Lead time required: Please allow 3–5 business days for CA changes


Common error messages and causes

Errors are often reported by the client's application, browser, or server logs during the TLS handshake.

  • SSL connect error, ERR_SSL_PROTOCOL_ERROR, or handshake failure These indicate a fundamental failure in the TLS negotiation process, often due to configuration issues on either the client or server side.

  • CERTIFICATE_VERIFY_FAILED or SSL certificate problem These errors are often seen in clients like Python requests or cURL and indicate a problem with the certificate itself or the validation process.

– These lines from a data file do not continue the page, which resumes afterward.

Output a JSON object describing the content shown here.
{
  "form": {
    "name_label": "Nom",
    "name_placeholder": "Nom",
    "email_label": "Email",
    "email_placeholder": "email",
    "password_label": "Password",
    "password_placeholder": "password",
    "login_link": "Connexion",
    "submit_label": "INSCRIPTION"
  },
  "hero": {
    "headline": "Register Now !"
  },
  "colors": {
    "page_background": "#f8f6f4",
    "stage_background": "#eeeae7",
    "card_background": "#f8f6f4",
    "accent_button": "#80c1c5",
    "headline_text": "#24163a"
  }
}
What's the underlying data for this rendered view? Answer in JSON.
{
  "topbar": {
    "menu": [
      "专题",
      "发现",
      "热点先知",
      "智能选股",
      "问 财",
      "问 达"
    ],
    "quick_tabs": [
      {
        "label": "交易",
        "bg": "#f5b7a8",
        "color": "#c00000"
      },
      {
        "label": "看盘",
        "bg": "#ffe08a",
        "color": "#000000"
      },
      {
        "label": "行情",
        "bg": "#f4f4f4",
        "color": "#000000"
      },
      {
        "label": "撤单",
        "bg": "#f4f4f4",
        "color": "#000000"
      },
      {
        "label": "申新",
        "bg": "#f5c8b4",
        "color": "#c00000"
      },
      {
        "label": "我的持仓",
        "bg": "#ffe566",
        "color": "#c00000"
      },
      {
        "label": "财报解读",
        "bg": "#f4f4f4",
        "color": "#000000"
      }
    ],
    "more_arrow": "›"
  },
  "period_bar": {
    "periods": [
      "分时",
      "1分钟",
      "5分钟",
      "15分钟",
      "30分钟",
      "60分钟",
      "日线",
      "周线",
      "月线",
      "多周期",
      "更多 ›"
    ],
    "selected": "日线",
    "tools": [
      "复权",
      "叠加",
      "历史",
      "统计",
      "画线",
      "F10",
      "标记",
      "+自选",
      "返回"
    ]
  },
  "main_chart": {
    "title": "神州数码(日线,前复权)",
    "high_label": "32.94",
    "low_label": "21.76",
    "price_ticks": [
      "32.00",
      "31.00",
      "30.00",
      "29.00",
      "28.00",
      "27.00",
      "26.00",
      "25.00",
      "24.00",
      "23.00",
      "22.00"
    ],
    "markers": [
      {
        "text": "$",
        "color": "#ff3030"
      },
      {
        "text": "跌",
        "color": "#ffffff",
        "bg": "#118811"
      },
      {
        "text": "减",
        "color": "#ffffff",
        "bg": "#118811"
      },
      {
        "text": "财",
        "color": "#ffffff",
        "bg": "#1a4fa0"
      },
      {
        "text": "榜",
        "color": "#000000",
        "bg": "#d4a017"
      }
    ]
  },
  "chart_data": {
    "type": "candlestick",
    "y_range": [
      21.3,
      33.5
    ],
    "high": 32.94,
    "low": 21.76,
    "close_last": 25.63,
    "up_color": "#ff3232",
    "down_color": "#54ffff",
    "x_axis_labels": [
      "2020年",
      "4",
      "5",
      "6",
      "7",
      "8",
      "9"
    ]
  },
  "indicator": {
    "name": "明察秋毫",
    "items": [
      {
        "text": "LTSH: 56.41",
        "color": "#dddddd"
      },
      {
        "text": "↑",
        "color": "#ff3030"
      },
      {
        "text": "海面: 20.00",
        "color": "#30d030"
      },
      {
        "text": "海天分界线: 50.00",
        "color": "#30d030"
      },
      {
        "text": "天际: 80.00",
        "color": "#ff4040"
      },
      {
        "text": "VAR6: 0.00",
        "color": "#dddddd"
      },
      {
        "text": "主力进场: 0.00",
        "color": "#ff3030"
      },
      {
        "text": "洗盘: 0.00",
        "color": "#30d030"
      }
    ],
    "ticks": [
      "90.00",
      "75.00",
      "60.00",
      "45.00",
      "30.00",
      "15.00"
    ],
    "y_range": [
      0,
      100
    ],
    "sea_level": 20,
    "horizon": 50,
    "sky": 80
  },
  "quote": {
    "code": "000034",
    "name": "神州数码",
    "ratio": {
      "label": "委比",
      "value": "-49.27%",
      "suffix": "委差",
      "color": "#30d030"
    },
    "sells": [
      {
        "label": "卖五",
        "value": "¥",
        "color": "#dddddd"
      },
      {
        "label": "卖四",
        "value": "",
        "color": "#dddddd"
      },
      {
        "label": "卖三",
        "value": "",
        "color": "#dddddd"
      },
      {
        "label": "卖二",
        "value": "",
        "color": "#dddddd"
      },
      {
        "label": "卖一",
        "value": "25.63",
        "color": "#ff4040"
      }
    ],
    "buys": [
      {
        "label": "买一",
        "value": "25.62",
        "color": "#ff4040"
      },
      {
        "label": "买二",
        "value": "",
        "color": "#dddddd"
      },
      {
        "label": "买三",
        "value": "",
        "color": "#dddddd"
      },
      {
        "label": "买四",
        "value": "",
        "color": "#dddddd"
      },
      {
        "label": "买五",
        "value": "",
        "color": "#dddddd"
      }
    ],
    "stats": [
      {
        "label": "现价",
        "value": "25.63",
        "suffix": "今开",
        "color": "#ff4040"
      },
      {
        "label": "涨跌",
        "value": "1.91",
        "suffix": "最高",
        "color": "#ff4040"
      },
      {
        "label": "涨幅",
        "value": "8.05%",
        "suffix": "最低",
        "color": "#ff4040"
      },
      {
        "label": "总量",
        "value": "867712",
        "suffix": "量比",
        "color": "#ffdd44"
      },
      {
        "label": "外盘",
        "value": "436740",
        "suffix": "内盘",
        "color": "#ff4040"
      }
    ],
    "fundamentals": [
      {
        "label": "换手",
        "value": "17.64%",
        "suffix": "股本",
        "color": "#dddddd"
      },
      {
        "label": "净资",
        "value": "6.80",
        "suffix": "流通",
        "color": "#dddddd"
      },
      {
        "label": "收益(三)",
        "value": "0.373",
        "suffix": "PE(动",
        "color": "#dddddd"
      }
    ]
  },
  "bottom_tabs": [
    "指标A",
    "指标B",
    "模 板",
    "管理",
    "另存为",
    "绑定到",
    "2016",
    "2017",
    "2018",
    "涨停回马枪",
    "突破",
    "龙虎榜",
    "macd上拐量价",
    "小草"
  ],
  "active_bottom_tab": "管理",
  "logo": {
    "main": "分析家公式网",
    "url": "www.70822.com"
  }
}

  • UNABLE_TO_GET_ISSUER_CERT or UNABLE_TO_VERIFY_LEAF_SIGNATURE This happens when the server (or client) cannot build a complete, trusted chain from the presented certificate back to a known and trusted root Certificate Authority (CA).

  • The user certificate is expired or blacklisted The validating party has identified that the certificate's validity date is in the past, or it is present on a Certificate Revocation List (CRL).

  • Unsupported certificate purpose or client_cert_chain_invalid_eku The client certificate does not have the required Extended Key Usage (EKU) attribute (specifically "Client Authentication") to be used for mTLS.

  • No client certificate presented or client_cert_not_provided The client did not send a certificate when the server requested one during the handshake.

  • client_cert_invalid_rsa_key_size or client_cert_unsupported_elliptic_curve_key The certificate uses an algorithm or key size that is not supported by the validating system.

  • hostname mismatch The hostname in the server's certificate does not match the domain name the client is trying to connect to.